MacArthur's lab got the GnomAD call sets together about a month before the launch at ASHG 2016. "We just worked like crazy to clean up that data set and get it released, and we pushed it out to the world pretty much as soon as we felt it was ready to go out there, or possibly even slightly before," MacArthur said. This meant that others did not have to wait for Broad to analyze the data and publish scientific literature to take advantage of the resource.

"That is a relatively new approach to doing science," MacArthur said. "But I think it is the approach that really empowers the scientific community the most. It's not only that we believe that open science is a good way of doing things, but that we have now a community of 107 principal investigators who have allowed their data to be used as part of ExAC and GnomAD who agree with us."

The GnomAD team now is working on a new core set focused on whole genomes, with the goal of releasing data from about 65,000 whole genomes, possibly within a few weeks. "This will be the largest collection of human genomes that's ever been put together in one place," MacArthur said.

In the first half of 2018, the Genome Aggregation Database is planning to release the next exome core set, with about to 250,000 exomes, or nearly double the current number of samples. "We hope that will put us in a position where we can really deeply understand the impact of variation across human protein-coding genes," MacArthur said.

The Broad will continue running the same type of analysis of the core sets. "We'll be making that data available as quickly and openly as possible," MacArthur said.

Meanwhile, he has high aspirations for the evolution of GnomAD.

As codirector of the Broad Center for Mendelian Genomics, which sequences a couple thousand families annually, he has a particular interest in improving the diagnostic yield for rare diseases.

"At the moment, we can only diagnose somewhere between 30 and 40 percent of families, so we need to do better than that. Building larger versions of GnomAD will help, but we also need to get much better at building statistical frameworks for using them," MacArthur said.
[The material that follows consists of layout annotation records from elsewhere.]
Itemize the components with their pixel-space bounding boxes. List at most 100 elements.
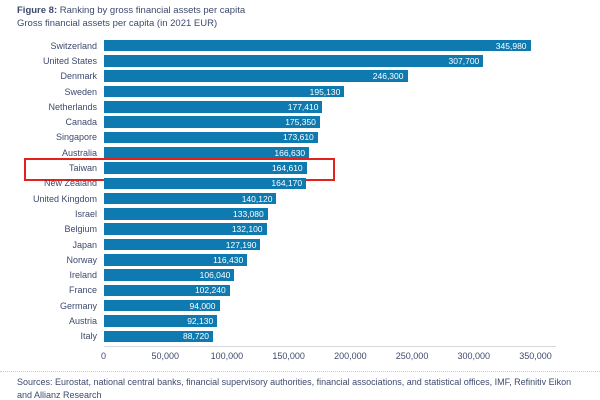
country-label: United Kingdom (32, 193, 97, 204)
bar-track: 173,610 (103, 131, 536, 144)
bar-row: United States 307,700 (8, 53, 592, 68)
bar: 102,240 (103, 284, 230, 297)
bar-row: Taiwan 164,610 (8, 157, 592, 181)
bar: 140,120 (103, 192, 277, 205)
figure-number-label: Figure 8: (17, 5, 58, 16)
country-label: Italy (80, 331, 97, 342)
bar-track: 102,240 (103, 284, 536, 297)
x-tick-label: 250,000 (395, 350, 429, 361)
bar: 307,700 (103, 55, 484, 67)
x-tick-label: 300,000 (457, 350, 491, 361)
country-label: Belgium (64, 224, 97, 235)
bar-track: 307,700 (103, 55, 536, 67)
bar-track: 195,130 (103, 85, 536, 98)
bar-row: Ireland 106,040 (8, 267, 592, 282)
country-label: United States (42, 55, 97, 66)
bar-value-label: 102,240 (194, 285, 226, 296)
bar-row: Belgium 132,100 (8, 222, 592, 237)
bar-track: 132,100 (103, 223, 536, 235)
bar-value-label: 92,130 (187, 315, 214, 326)
bar: 195,130 (103, 85, 345, 98)
bar-rows: Switzerland 345,980 United States 307,700 De… (8, 38, 592, 344)
bar-row: Singapore 173,610 (8, 130, 592, 145)
bar-value-label: 173,610 (283, 132, 314, 143)
bar-track: 106,040 (103, 269, 536, 281)
bar: 177,410 (103, 101, 323, 113)
bar: 175,350 (103, 116, 320, 128)
bar-row: Italy 88,720 (8, 329, 592, 344)
bar-row: Denmark 246,300 (8, 69, 592, 84)
bar-value-label: 88,720 (183, 331, 209, 342)
bar-track: 92,130 (103, 315, 536, 327)
bar: 116,430 (103, 254, 248, 266)
bar-value-label: 345,980 (495, 40, 527, 51)
bar-value-label: 132,100 (231, 224, 263, 235)
bar-value-label: 246,300 (372, 71, 404, 82)
country-label: Switzerland (50, 40, 97, 51)
bar-track: 345,980 (103, 39, 536, 52)
x-tick-label: 200,000 (334, 350, 367, 361)
bar: 173,610 (103, 131, 318, 144)
bar: 132,100 (103, 223, 267, 235)
x-axis: 0 50,000 100,000 150,000 200,000 250,000 300,0… (8, 347, 592, 363)
bar-track: 164,170 (103, 177, 536, 190)
bar-track: 175,350 (103, 116, 536, 128)
bar: 164,170 (103, 177, 307, 190)
bar-value-label: 133,080 (233, 208, 264, 219)
bar-track: 177,410 (103, 101, 536, 113)
bar-value-label: 195,130 (309, 86, 341, 97)
figure-title-text: Ranking by gross financial assets per ca… (57, 5, 246, 16)
bar: 166,630 (103, 146, 310, 159)
bar: 92,130 (103, 315, 218, 327)
x-tick-label: 100,000 (210, 350, 244, 361)
bar-value-label: 116,430 (213, 254, 244, 265)
bar-row: Austria 92,130 (8, 313, 592, 328)
bar-track: 88,720 (103, 330, 536, 343)
bar-value-label: 106,040 (199, 270, 231, 281)
bar-row: Canada 175,350 (8, 114, 592, 129)
country-label: Denmark (60, 71, 97, 82)
bar-value-label: 94,000 (189, 300, 216, 311)
sources-text: Sources: Eurostat, national central bank… (17, 377, 572, 400)
bar: 164,610 (103, 162, 307, 174)
bar: 127,190 (103, 238, 261, 251)
x-axis-line (103, 345, 556, 347)
bar-row: Israel 133,080 (8, 206, 592, 221)
bar-row: France 102,240 (8, 283, 592, 298)
bar-track: 133,080 (103, 208, 536, 220)
country-label: Canada (65, 117, 97, 128)
bar: 94,000 (103, 299, 220, 312)
bar-track: 140,120 (103, 192, 536, 205)
bar-value-label: 307,700 (448, 55, 480, 66)
bar-value-label: 140,120 (241, 193, 273, 204)
bar: 133,080 (103, 208, 268, 220)
x-tick-label: 50,000 (151, 350, 179, 361)
x-tick-label: 350,000 (519, 350, 552, 361)
bar-value-label: 166,630 (274, 147, 306, 158)
country-label: France (68, 285, 97, 296)
country-label: Norway (66, 254, 97, 265)
country-label: Netherlands (48, 101, 97, 112)
bar-row: Netherlands 177,410 (8, 99, 592, 114)
bar-chart: Switzerland 345,980 United States 307,700 De… (8, 38, 592, 363)
country-label: Germany (59, 300, 97, 311)
bar-row: Switzerland 345,980 (8, 38, 592, 53)
bar-track: 164,610 (103, 162, 536, 174)
figure-title: Figure 8: Ranking by gross financial ass… (17, 4, 245, 30)
bar-row: Germany 94,000 (8, 298, 592, 313)
country-label: Taiwan (68, 163, 97, 174)
bar-track: 127,190 (103, 238, 536, 251)
bar-value-label: 127,190 (225, 239, 257, 250)
figure-subtitle: Gross financial assets per capita (in 20… (17, 18, 218, 29)
country-label: Ireland (69, 270, 97, 281)
bar-track: 246,300 (103, 70, 536, 82)
bar-row: Australia 166,630 (8, 145, 592, 160)
country-label: New Zealand (43, 178, 97, 189)
bar-value-label: 175,350 (285, 117, 316, 128)
bar-track: 166,630 (103, 146, 536, 159)
bar-row: New Zealand 164,170 (8, 176, 592, 191)
footer-divider (0, 371, 600, 372)
country-label: Sweden (64, 86, 97, 97)
bar-track: 116,430 (103, 254, 536, 266)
Broad has been working with various collaborators to "develop and deploy those frameworks," he said.

MacArthur has ideas for where he wants the science to be in five years. When a patient presents with undiagnosed symptoms that could indicate a rare disease, he expects the clinician to order sequencing and then for the sequencing report to contain three key pieces of information.
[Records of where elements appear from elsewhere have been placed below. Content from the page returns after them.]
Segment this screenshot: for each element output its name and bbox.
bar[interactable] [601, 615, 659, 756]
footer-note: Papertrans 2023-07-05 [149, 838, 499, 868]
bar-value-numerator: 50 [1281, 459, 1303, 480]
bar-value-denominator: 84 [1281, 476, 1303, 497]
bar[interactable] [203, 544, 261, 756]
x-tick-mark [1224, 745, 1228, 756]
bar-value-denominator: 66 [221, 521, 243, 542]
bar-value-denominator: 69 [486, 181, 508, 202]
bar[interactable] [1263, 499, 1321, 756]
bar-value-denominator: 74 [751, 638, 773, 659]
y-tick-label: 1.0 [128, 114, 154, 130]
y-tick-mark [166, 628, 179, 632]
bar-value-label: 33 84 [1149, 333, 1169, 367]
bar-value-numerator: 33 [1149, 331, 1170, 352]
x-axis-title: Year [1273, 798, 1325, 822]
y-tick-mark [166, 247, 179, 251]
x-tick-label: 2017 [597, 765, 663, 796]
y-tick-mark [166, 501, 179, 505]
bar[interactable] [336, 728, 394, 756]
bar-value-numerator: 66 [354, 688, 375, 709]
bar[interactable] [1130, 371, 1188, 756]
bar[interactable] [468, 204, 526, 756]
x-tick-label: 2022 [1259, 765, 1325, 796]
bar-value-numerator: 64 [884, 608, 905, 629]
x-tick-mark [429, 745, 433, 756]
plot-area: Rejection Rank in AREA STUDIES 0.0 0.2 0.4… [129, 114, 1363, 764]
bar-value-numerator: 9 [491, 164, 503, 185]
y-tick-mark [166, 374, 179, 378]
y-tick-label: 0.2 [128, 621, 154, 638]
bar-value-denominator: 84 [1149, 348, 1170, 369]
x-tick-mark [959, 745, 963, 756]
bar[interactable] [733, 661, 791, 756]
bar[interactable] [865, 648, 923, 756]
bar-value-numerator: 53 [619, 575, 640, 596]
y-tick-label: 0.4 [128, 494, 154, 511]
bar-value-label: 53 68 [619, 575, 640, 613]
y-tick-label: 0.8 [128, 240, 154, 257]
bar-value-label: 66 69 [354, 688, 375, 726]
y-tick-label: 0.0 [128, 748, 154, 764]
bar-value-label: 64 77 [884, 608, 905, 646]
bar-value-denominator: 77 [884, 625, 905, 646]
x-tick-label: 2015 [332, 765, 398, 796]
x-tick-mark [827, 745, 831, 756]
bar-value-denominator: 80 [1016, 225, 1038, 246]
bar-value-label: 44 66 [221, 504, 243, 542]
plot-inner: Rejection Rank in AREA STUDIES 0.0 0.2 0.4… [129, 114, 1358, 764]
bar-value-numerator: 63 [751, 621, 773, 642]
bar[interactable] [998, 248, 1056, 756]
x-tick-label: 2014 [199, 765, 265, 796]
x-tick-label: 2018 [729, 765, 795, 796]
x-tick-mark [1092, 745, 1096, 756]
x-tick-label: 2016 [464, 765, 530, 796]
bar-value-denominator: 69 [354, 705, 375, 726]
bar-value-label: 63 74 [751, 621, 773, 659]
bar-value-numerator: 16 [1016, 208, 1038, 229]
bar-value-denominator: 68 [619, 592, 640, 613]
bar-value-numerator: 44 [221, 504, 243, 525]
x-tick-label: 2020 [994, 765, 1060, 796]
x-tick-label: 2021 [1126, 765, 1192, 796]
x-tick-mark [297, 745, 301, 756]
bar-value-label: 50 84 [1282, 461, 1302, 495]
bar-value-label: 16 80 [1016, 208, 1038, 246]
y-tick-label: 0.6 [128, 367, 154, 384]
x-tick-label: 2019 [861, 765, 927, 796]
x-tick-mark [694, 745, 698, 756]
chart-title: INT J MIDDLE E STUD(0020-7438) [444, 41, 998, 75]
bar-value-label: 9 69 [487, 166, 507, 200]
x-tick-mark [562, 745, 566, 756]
"First, has that variant ever been seen before in large population databases like GnomAD? Our goal is to build GnomAD out in such a way that it is well-validated and serves as a default clinical reference data set," MacArthur said.

"The second thing is: Has that variant ever been seen before in patients?" Databases such as ClinVar collect information on variants found in patients with specific diseases, but they can be better, MacArthur said. He noted that ExAC and GnomAD can improve the quality of such collections by identifying variants listed ClinVar that might be too common to cause diseases, he said.

"The third bit, that we are not invested in, but that needs to happen as well, is that you need to be able to say, 'For this variant in this particular gene, if you do an assay of that gene's function, does this variant actually change that gene's function?" MacArthur continued.

"If you have those three classes of information — population, patient frequency and specific clinical phenotypes associated with that that variant, and functional evidence — once we have that data for all variants across the genome, we basically can convert this variant interpretation process away from the kind of dark art that it is now into an evidence-based science."

MacArthur envisions a formal statistical framework that lists a confidence level of disease association based on what is known about each variant. "Once we're there, then clinical genetics really becomes a true data science," he said. "Our goal is to build resources as large and as clean as possible to empower that future, to make that as easy as possible to build."